Güncelleme Tarihi:
Fransızların Normandiya bölgesinde, Monet, Van Gogh gibi ünlü ressamların çalıştığı yerlerde geleneği devam ettirmek her sene düzenlediği Uluslararası Resim Yarışması’nın ‘profesyonel ressam’ ödülünü alan Akdeniz Üniversitesi öğretim üyesi Yrd. Doç. Fatih Başbuğ’la, 90 civarında dünya ressamıyla katıldığı sanatsal yarışı ve izlenimlerini konuştuk. Parklardan yollara her yerde eserlerin sergilendiği festivalde, ödüllü resmini Vernon şehrinde bir şatonun bahçesinde yapan Başbuğ, kırmızı boyayı yanında götürmeyi unuttuğu için zor anlar yaşamış. Başbuğ imdadına yetişen turuncu yağlı boyayla resmine sıcaklık katıp sıra dışı bir esere imza atmış.
Ödül aldığınız etkinlikte Normandiya bölgesindeki festival esnasında ‘İzlenim’ başlığında yapılan resimler yarıştı. Siz nasıl çalıştınız? Tuvale aktardığınız ‘İzlenim’ neydi?
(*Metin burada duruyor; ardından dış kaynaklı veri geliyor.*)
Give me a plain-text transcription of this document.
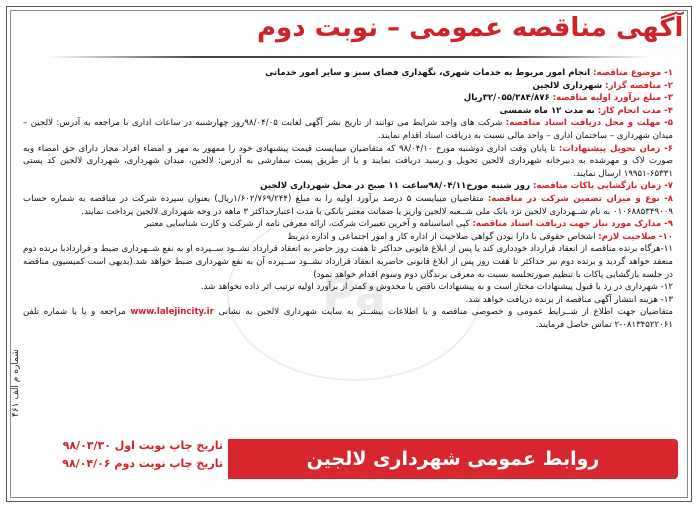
آگهی مناقصه عمومی – نوبت دوم
Pa

۱- موضوع مناقصه: انجام امور مربوط به خدمات شهری، نگهداری فضای سبز و سایر امور خدماتی

۲- مناقصه گزار: شهرداری لالجین

۳- مبلغ برآورد اولیه مناقصه: ۳۲/۰۵۵/۳۸۴/۸۷۶ریال

۴- مدت انجام کار: به مدت ۱۲ ماه شمسی

۵- مهلت و محل دریافت اسناد مناقصه: شرکت های واجد شرایط می توانند از تاریخ نشر آگهی لغایت ۹۸/۰۴/۰۵روز چهارشنبه در ساعات اداری با مراجعه به آدرس: لالجین – میدان شهرداری – ساختمان اداری – واحد مالی نسبت به دریافت اسناد اقدام نمایند.

۶- زمان تحویل پیشنهادات: تا پایان وقت اداری دوشنبه مورخ ۹۸/۰۴/۱۰ که متقاضیان میبایست قیمت پیشنهادی خود را ممهور به مهر و امضاء افراد مجاز دارای حق امضاء وبه صورت لاک و مهرشده به دبیرخانه شهرداری لالجین تحویل و رسید دریافت نمایند و یا از طریق پست سفارشی به آدرس: لالجین، میدان شهرداری، شهرداری لالجین کد پستی ۶۵۳۳۱-۱۹۹۵۱ ارسال نمایند.

۷- زمان بازگشایی پاکات مناقصه: روز شنبه مورخ۹۸/۰۴/۱۱ساعت ۱۱ صبح در محل شهرداری لالجین

۸- نوع و میزان تضمین شرکت در مناقصه: متقاضیان میبایست ۵ درصد برآورد اولیه را به مبلغ (۱/۶۰۲/۷۶۹/۲۴۴ریال) بعنوان سپرده شرکت در مناقصه به شماره حساب ۰۱۰۶۸۸۵۳۴۹۰۰۹ به نام شــهرداری لالجین نزد بانک ملی شــعبه لالجین واریز یا ضمانت معتبر بانکی با مدت اعتبارحداکثر ۳ ماهه در وجه شهرداری لالجین پرداخت نمایند.

۹- مدارک مورد نیاز جهت دریافت اسناد مناقصه: کپی اساسنامه و آخرین تغییرات شرکت، ارائه معرفی نامه از شرکت و کارت شناسایی معتبر

۱۰- صلاحیت لازم: اشخاص حقوقی با دارا بودن گواهی صلاحیت از اداره کار و امور اجتماعی و اداره ذیربط

۱۱-هرگاه برنده مناقصه از انعقاد قرارداد خودداری کند یا پس از ابلاغ قانونی حداکثر تا هفت روز حاضر به انعقاد قرارداد نشــود ســپرده او به نفع شــهرداری ضبط و قراردادبا برنده دوم منعقد خواهد گردید و برنده دوم نیز حداکثر تا هفت روز پس از ابلاغ قانونی حاضربه انعقاد قرارداد نشــود ســپرده آن به نفع شهرداری ضبط خواهد شد.(بدیهی است کمیسیون مناقصه در جلسه بازگشایی پاکات با تنظیم صورتجلسه نسبت به معرفی برندگان دوم وسوم اقدام خواهد نمود)

۱۲- شهرداری در رد یا قبول پیشنهادات مختار است و به پیشنهادات ناقص یا مخدوش و کمتر از برآورد اولیه ترتیب اثر داده نخواهد شد.

۱۳- هزینه انتشار آگهی مناقصه از برنده دریافت خواهد شد.

متقاضیان جهت اطلاع از شــرایط عمومی و خصوصی مناقصه و یا اطلاعات بیشــتر به سایت شهرداری لالجین به نشانی www.lalejincity.ir مراجعه و یا با شماره تلفن ۰۸۱۳۴۵۲۲۰۶۱-۲ تماس حاصل فرمایند.

شماره م الف ۴۶۱
تاریخ چاپ نوبت اول ۹۸/۰۳/۳۰
تاریخ چاپ نوبت دوم ۹۸/۰۴/۰۶	روابط عمومی شهرداری لالجین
İzlenimciliğin doğası gereği biraz hızlı resim yapmak gerekiyor. Ben resim yapacağım şato bahçesine saat 16’ya doğru gidebildim. Saat 18.00’de şato kapanıyordu. Resmimi 2 saat içinde bitirip teslim edince “Bu kadar hızlı resim yapamazsın. Bunu saymıyoruz. Bir kere daha çalışacaksın” dediler. Ruslar da çok pratik çalışırlar. Ama 3-4 gün üst üste çalıştıkları için 2 saatlik çalışma karşısında şaşırdılar. Göz önünde çalışabileceğim yeni bir yer belirlendi. Dünyanın dört yanından gelen ressamlarla birlikte resimleri katılım numaralarıyla imzasız teslim ettik. Benim resmimin birinci seçildiği anlaşılınca özellikle Rus ressamlar biraz bozuldu.
Size ödül kazandıran farklılık neydi?
Orada yarışan ressamların çoğu dünya sanat akademilerinde eğitim almış, kurallara çok bağlı çalışan isimlerdi. Sonucu açıklayan jüri, onları kastederek “Hepsi aynı resmi yapmış” dedi. Sanırım benim biraz daha serbest çalışmam farklılık yarattı. Mesela Ruslar belli lekeleri yerleştirirler resme, renk skalası aynıdır. Ama Türk resminde çok farklı tarzlar görmek mümkün.
Fransa’da çalışmak nasıl bir duyguydu?
Fransa’da bir yerden geçerken “Bu köy Monet’in tablosunda vardı” diyorsunuz. O tablolardaki yerlerin hala aynı halini koruyarak durması da ayrıca güzel. Ressamlar doğup büyüdükleri yerleri resmetmişler ve bu eserleri müzelere sokabilmişler.
Bir ressamın gözüyle Antalya nasıl bir şehir?
Antalya, sadece ressam gözüyle değil, hangi gözle bakılırsa bakılsın, bütün güzelliklere sahip bir dünya şehri. Ama Paris gibi tam anlamıyla sanatla yaşayan bir kent olmasının önünde çok yol var. Biz eserlerimizi yapıp sergileyecek mekan bulma konusunda maalesef o kadar şanslı değiliz. Antalya Kültür Sanat ve özel galeriler dışında Kültür Bakanlığı’na bağlı devletin resmi Güzel Sanatlar Galerisi, bir binanın altında 25-30 metrekarelik bir alanda ışıklandırmasız şekilde sanatçılara ev sahipliği yapmayı planlıyor. Bir sanatçı bu ortamda neden sergi açsın?
Türkiye ve dünya sert bir dönemden geçiyor. Hayatın her alanına yansıyan bu iklim, sanatınızı ve sanatsal etkinlikleri nasıl etkiliyor?
Dünyada ve Türkiye’de gelişen siyasal, sosyolojik olaylar elbette hepimizi etkiliyor. Kendi sanat çizgim paralelinde sosyolojik olgulara değinirken, insan ve kültürel dönüşümden vazgeçmeyen kurgularla yaşadığım ortamı tuvale aktarıyorum.